SECURITIES AND EXCHANGE COMMISSION

WASHINGTON, D.C. 20549

 

 

FORM 8-K

 

 

CURRENT REPORT

PURSUANT TO SECTION 13 OR 15(d)

OF THE SECURITIES EXCHANGE ACT OF 1934

 

Date of Report (Date of earliest event reported):

December 7, 2016

 

 

Newmont Mining Corporation

(Exact name of registrant as specified in its charter)

 

 

Delaware

(State or Other Jurisdiction of Incorporation)

 

001-31240

(Commission File Number)

 

84-1611629

(I.R.S. Employer Identification No.)

 

6363 South Fiddlers Green Circle

Greenwood Village, Colorado 80111

(Address of principal executive offices) (zip code)

 

(303) 863-7414

(Registrant’s telephone number, including area code)

 

Not Applicable

(Former Name or Former Address, if Changed Since Last Report)

 

 

Check the appropriate box below if the Form 8-K filing is intended to simultaneously satisfy the filing obligation of the registrant under any of the following provisions:

 

¨

Written communications pursuant to Rule 425 under the Securities Act (17 CFR 230.425)

 

¨

Soliciting material pursuant to Rule 14a-12 under the Exchange Act (17 CFR 240.14a-12)

 

¨

Pre-commencement communications pursuant to Rule 14d-2(b) under the Exchange Act (17 CFR 240.14d-2(b))

 

¨

Pre-commencement communications pursuant to Rule 13e-4(c) under the Exchange Act (17 CFR 240.13e-4(c))

 

 


 

ITEM 2.06MATERIAL IMPAIRMENTS

 

Newmont Mining Corporation (“Newmont” or the “Company”) operates Minera Yanacocha S.R.L. (“Yanacocha”) located near Cajamarca, Peru, which is owned jointly with Compania de Minas Buenaventura S.A. and the International Finance Corporation.  As discussed in our second and third quarter Form 10-Q’s, filed on July 20, 2016 (Item 1, Note 22) and October 26, 2016 (Item 1, Note 25), respectively, the Company is conducting a comprehensive study of the current Yanacocha reclamation plan as part of the requirement to submit an updated closure plan to Peruvian regulators every five years.  The study has been focused on evaluating and revising the assumptions and estimated costs of the closure plan as Yanacocha approaches the end of its current mine life with a focus on the approach to water treatment, earthworks, demolition and related support activities, while preserving optionality for future mine development projects. 

On December 7, 2016, management presented its current assessment of the Yanacocha closure plan to the Board of Directors after completing its review of preliminary changes to the Yanacocha closure plan based on the study work completed to date and in connection with the Company’s annual process to evaluate and update all asset retirement obligations.
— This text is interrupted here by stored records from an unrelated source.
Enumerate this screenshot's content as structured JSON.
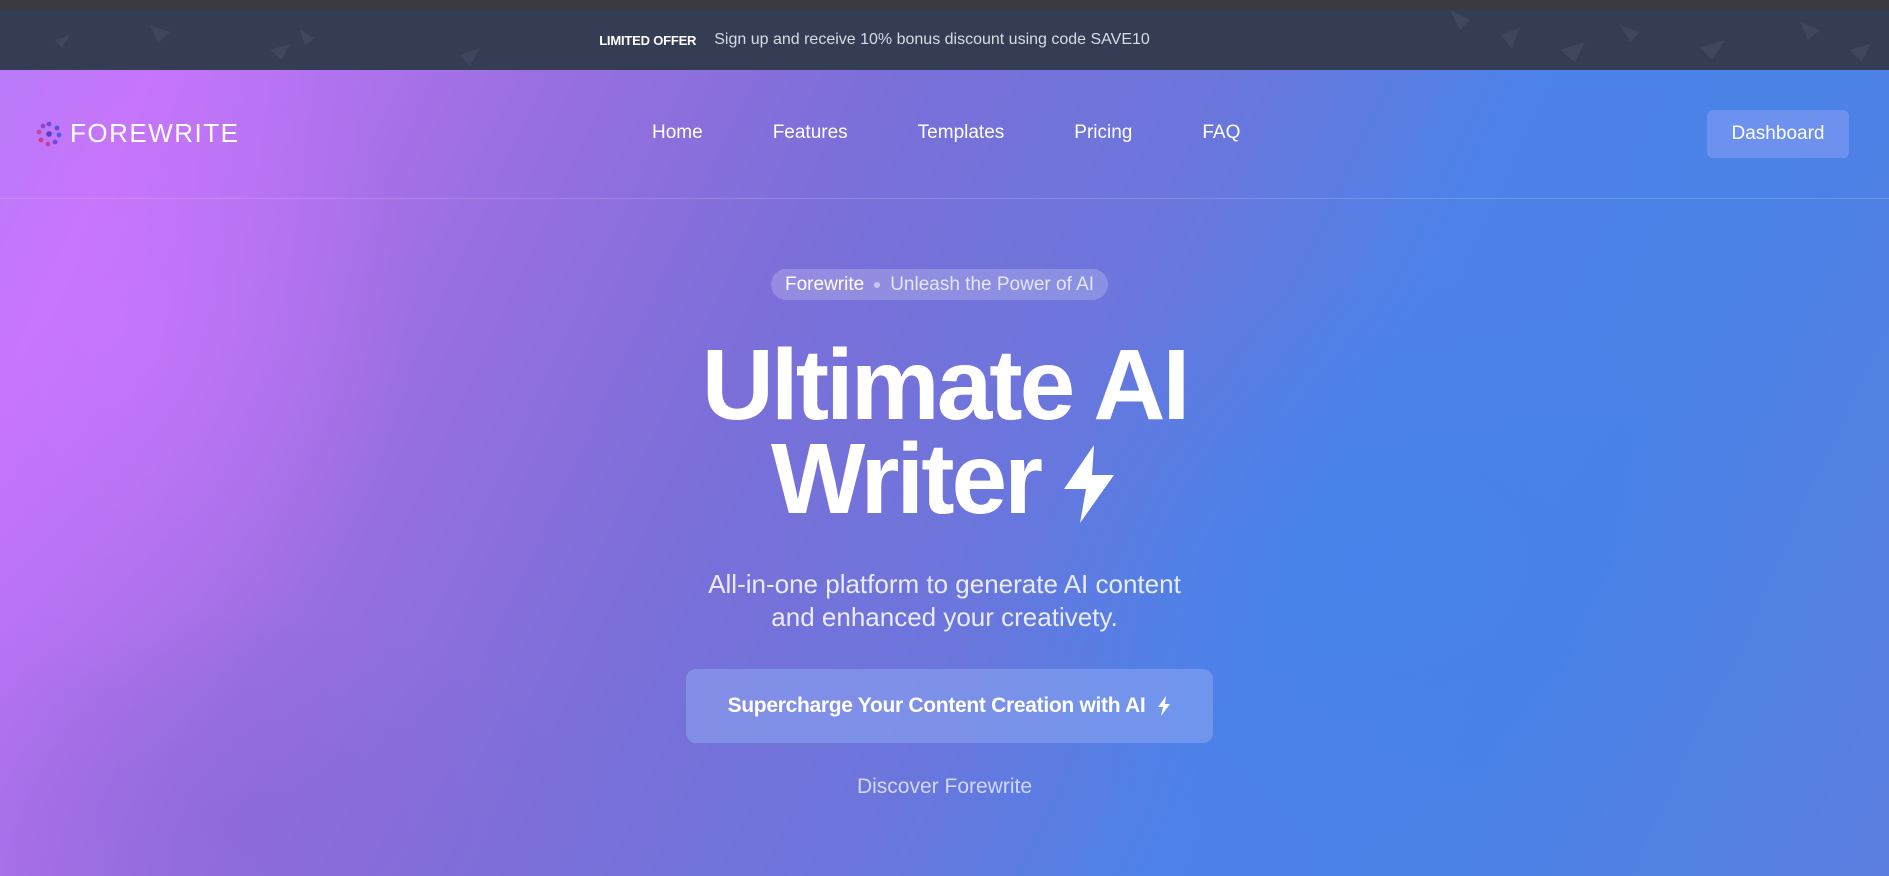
{
  "promo": {
    "badge": "LIMITED OFFER",
    "text": "Sign up and receive 10% bonus discount using code SAVE10"
  },
  "nav": {
    "logo_text": "FOREWRITE",
    "links": [
      "Home",
      "Features",
      "Templates",
      "Pricing",
      "FAQ"
    ],
    "dashboard_label": "Dashboard"
  },
  "hero": {
    "pill_brand": "Forewrite",
    "pill_tagline": "Unleash the Power of AI",
    "title_line1": "Ultimate AI",
    "title_line2": "Writer",
    "subtitle_line1": "All-in-one platform to generate AI content",
    "subtitle_line2": "and enhanced your creativety.",
    "cta_label": "Supercharge Your Content Creation with AI",
    "discover_label": "Discover Forewrite"
  },
  "icons": {
    "logo": "logo-dots-icon",
    "bolt": "lightning-bolt-icon"
  },
  "colors": {
    "promo_bg": "#353d55",
    "gradient_left": "#c474fb",
    "gradient_right": "#4a82e6",
    "text": "#ffffff"
  }
}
As a result, management expects to record an increase to the asset retirement obligation at Yanacocha of between $400 million and $500 million during the fourth quarter of 2016.  This increase to the asset retirement obligation is expected to result in a non-cash charge to reclamation expense for the quarter ended December 31, 2016 of between $60 million and $90 million related to operations no longer in production.  The increase to the asset retirement obligation is primarily due to higher estimated future water treatment costs, earthworks, demolition and related support activities.  The revised closure plan for Yanacocha may change in connection with the Company’s submission and review of the plan with Peruvian regulators which is expected in the second half of 2017.
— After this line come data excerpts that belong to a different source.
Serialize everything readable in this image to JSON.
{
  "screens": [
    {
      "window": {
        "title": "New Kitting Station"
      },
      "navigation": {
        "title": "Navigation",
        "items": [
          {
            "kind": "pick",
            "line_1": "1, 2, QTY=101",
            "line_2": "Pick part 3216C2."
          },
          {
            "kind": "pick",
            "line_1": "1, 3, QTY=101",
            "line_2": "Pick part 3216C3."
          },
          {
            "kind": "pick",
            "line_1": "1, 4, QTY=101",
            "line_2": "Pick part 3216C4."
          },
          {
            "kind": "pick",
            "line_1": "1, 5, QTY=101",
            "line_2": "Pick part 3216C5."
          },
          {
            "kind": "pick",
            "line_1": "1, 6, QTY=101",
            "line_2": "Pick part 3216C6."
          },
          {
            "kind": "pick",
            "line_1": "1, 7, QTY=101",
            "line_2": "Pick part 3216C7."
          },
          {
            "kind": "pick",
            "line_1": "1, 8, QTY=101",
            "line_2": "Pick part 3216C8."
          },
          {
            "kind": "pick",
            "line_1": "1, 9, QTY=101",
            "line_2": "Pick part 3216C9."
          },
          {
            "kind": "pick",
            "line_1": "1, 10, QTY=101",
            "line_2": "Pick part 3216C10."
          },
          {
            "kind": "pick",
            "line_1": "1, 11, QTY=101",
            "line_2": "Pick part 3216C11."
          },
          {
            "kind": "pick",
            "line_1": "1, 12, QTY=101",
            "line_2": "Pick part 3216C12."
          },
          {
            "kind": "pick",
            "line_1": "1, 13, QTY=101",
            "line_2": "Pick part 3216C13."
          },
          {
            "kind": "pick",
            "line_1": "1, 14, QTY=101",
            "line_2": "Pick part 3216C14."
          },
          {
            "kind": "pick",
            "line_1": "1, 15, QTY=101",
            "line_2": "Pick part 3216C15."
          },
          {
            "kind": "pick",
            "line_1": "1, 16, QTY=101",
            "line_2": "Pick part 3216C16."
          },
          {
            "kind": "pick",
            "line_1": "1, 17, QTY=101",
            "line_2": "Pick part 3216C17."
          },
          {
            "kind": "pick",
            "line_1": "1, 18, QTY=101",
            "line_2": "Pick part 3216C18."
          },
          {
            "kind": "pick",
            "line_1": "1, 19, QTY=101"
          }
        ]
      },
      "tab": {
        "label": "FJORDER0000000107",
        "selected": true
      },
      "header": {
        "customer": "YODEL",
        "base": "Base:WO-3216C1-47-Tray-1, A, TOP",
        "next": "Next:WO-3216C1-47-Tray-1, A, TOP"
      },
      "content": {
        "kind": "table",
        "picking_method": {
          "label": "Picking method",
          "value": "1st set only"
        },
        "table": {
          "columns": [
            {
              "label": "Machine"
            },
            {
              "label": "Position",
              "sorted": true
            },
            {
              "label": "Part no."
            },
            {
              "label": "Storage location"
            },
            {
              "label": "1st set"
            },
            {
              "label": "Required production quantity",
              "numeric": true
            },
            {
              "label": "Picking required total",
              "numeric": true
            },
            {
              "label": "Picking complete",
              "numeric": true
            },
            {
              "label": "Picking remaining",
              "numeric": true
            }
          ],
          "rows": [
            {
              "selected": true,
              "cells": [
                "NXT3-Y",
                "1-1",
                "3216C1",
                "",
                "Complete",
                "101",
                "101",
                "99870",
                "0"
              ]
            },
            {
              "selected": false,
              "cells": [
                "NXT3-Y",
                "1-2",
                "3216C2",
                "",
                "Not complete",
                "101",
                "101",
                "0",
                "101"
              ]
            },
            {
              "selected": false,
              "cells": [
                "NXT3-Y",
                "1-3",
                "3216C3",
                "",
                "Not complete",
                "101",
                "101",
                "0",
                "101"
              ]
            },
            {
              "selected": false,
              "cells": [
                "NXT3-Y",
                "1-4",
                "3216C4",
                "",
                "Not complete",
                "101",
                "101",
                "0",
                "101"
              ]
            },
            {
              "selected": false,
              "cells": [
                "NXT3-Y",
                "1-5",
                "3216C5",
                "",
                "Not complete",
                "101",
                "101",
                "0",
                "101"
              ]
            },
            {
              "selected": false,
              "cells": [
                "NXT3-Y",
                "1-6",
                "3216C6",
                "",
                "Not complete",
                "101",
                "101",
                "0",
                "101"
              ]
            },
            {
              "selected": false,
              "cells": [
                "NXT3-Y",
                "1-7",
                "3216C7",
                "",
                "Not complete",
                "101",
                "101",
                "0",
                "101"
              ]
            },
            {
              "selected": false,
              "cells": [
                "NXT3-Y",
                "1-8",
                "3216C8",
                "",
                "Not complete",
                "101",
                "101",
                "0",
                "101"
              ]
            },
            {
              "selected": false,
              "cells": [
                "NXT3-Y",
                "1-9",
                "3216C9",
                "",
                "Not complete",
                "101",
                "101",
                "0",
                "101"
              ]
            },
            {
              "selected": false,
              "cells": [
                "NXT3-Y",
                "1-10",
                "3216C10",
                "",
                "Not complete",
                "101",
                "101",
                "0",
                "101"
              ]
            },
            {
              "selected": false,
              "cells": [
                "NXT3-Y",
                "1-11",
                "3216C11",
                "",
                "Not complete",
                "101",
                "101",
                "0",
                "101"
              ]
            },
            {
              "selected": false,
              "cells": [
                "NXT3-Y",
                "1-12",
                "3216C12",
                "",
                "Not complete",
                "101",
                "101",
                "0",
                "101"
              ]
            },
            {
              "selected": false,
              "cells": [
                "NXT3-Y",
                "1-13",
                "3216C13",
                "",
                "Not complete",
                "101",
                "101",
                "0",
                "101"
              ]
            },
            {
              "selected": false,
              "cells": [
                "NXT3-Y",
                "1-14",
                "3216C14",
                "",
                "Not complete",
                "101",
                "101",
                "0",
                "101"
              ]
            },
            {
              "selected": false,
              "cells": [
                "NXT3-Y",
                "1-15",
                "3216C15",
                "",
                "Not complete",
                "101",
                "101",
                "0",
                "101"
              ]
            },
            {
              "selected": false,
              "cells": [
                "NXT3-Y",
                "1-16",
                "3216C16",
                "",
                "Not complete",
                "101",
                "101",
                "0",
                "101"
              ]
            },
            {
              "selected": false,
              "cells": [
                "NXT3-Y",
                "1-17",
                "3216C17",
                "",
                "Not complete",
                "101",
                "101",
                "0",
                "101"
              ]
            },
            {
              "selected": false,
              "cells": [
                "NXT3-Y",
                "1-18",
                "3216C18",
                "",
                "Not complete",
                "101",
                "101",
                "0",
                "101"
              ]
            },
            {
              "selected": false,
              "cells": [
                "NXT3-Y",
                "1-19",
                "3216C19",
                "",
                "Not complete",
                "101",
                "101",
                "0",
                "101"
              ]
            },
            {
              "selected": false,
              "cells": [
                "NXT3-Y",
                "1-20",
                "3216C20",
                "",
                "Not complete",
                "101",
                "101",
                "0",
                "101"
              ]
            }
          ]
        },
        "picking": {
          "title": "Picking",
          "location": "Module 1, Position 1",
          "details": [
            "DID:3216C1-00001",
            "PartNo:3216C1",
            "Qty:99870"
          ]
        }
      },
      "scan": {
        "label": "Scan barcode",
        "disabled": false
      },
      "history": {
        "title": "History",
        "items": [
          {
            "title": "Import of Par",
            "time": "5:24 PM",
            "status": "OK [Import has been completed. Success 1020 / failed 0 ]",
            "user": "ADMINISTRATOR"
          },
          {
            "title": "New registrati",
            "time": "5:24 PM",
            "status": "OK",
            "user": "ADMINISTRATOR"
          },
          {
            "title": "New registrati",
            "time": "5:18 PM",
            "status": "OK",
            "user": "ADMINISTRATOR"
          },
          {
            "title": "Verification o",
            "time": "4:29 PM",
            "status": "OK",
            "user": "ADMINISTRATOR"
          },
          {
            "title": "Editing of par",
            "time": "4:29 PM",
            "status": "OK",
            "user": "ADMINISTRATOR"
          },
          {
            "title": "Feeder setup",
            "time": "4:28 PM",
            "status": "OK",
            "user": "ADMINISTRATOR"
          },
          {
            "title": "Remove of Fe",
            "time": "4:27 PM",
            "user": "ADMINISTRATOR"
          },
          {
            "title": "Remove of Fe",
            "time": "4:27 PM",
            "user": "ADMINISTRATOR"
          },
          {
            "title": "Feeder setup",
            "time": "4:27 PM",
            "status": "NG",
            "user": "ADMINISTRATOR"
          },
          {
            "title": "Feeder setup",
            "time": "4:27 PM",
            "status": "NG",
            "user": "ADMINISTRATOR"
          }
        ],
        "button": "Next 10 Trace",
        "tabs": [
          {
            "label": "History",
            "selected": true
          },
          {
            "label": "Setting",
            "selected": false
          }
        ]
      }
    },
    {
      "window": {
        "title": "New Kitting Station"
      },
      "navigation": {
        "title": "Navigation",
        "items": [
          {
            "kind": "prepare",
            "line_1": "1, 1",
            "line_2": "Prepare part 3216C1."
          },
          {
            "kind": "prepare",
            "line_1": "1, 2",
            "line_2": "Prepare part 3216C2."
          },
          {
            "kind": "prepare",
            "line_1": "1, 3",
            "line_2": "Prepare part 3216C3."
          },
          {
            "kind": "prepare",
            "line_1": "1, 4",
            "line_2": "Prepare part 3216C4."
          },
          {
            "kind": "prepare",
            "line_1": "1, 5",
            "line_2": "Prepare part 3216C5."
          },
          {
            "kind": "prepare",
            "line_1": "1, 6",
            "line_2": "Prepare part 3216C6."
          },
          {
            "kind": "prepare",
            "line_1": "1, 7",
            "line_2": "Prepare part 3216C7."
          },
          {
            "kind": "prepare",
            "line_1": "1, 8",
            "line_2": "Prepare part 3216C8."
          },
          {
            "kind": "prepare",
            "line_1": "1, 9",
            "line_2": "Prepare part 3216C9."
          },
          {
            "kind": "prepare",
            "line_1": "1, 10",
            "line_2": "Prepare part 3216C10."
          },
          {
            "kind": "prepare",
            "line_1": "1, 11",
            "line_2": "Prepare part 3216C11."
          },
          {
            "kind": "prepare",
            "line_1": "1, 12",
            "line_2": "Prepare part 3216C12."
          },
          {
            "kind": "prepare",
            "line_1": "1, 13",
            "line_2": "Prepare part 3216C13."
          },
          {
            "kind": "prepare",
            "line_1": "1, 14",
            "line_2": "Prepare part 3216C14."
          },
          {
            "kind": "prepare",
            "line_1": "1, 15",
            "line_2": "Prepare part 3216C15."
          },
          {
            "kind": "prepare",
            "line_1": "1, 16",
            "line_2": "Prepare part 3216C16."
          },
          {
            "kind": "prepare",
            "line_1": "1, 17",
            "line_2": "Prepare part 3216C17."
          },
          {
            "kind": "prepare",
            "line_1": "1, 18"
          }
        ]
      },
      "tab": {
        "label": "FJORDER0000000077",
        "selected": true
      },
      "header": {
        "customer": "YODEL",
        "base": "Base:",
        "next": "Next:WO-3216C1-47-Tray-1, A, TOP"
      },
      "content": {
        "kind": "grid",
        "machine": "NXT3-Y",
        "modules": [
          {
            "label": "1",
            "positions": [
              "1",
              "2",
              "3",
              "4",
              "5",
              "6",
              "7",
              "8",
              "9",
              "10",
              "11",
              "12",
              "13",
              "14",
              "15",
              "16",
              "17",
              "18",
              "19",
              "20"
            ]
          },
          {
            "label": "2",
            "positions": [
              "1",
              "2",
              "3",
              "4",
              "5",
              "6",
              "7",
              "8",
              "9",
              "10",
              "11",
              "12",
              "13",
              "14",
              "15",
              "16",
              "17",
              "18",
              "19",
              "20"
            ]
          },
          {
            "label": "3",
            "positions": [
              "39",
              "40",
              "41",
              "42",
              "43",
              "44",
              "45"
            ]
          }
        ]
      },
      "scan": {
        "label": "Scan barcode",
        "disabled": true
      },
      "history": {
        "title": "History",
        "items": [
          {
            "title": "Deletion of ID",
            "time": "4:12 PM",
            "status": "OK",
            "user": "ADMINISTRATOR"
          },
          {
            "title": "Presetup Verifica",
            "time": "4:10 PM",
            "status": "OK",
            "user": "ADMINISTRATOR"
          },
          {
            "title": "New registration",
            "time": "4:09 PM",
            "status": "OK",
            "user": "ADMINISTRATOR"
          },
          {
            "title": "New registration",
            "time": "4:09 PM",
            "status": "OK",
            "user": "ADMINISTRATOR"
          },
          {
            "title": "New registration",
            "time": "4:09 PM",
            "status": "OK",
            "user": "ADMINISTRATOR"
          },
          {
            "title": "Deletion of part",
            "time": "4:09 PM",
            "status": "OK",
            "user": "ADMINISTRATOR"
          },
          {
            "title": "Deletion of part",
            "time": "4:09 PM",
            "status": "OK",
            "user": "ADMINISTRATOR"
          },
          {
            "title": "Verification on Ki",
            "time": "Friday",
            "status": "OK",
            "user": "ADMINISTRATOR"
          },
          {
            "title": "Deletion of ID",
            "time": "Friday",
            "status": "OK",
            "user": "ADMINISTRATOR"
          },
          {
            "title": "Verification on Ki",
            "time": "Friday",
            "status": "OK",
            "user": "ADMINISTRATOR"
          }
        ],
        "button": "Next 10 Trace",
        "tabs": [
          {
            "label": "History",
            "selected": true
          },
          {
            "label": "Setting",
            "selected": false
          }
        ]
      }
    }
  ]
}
In addition and as a result of the changes to the updated Yanacocha closure plan and related increases in estimated future closure costs, the Company has determined that it is required to assess Yanacocha’s long-lived assets for impairment.  The Company will perform this assessment in connection with the preparation of the financial statements to be included in its Annual Report on Form 10-K, and it is probable the Company will record a non-cash impairment charge of between $1.0 billion and $1.2 billion during the fourth quarter of 2016 which will be reported as a write-down of long-lived assets on the income statement.
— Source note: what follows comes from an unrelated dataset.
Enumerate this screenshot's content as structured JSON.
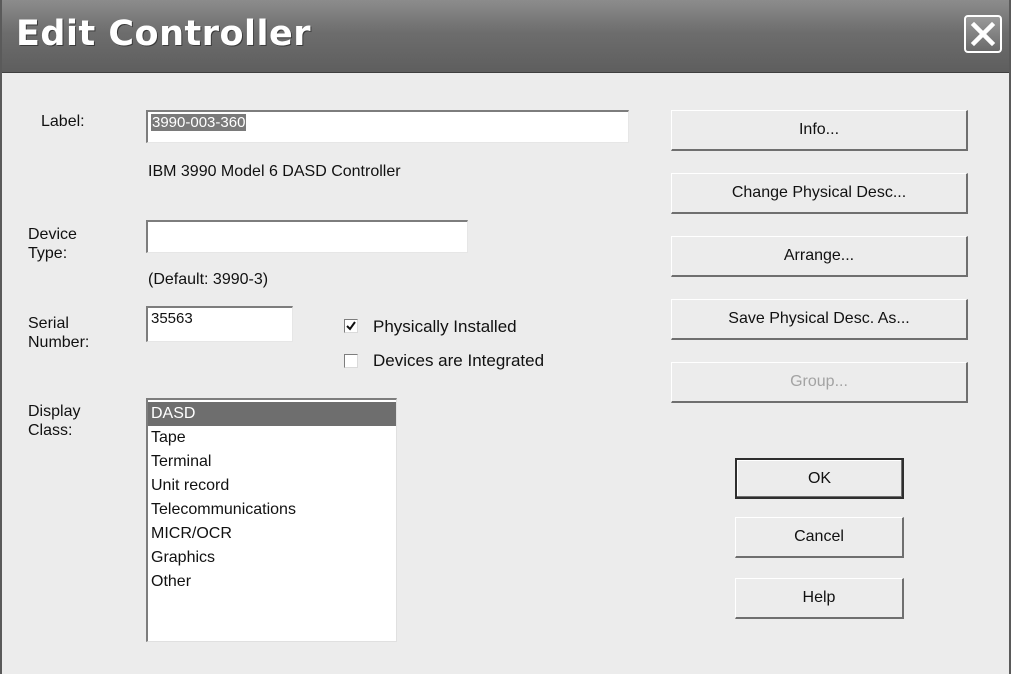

The Yanacocha closure study is ongoing and could result in future increases or decreases to the asset retirement obligation. The financial impacts described above are still being finalized and additional details will be provided in the Company’s Annual Report on Form 10-K for the year ended December 31, 2016.

 

ITEM 7.01REGULATION FD DISCLOSURES

Contemporaneously with the filing of this Current Report on Form 8-K, the Company posted supplemental information in the Investor Briefcase section of the Company’s website at www.newmont.com/investor-relations/financial-reports/investor-briefcase, including a presentation providing regional updates expected to impact fourth quarter results. Investors are encouraged to refer to the Company’s website for this and other important investor information.  Newmont intends to make future announcements through its website, and as such investors are also encouraged to sign-up for email alerts under the Investor Relations section of www.newmont.com.  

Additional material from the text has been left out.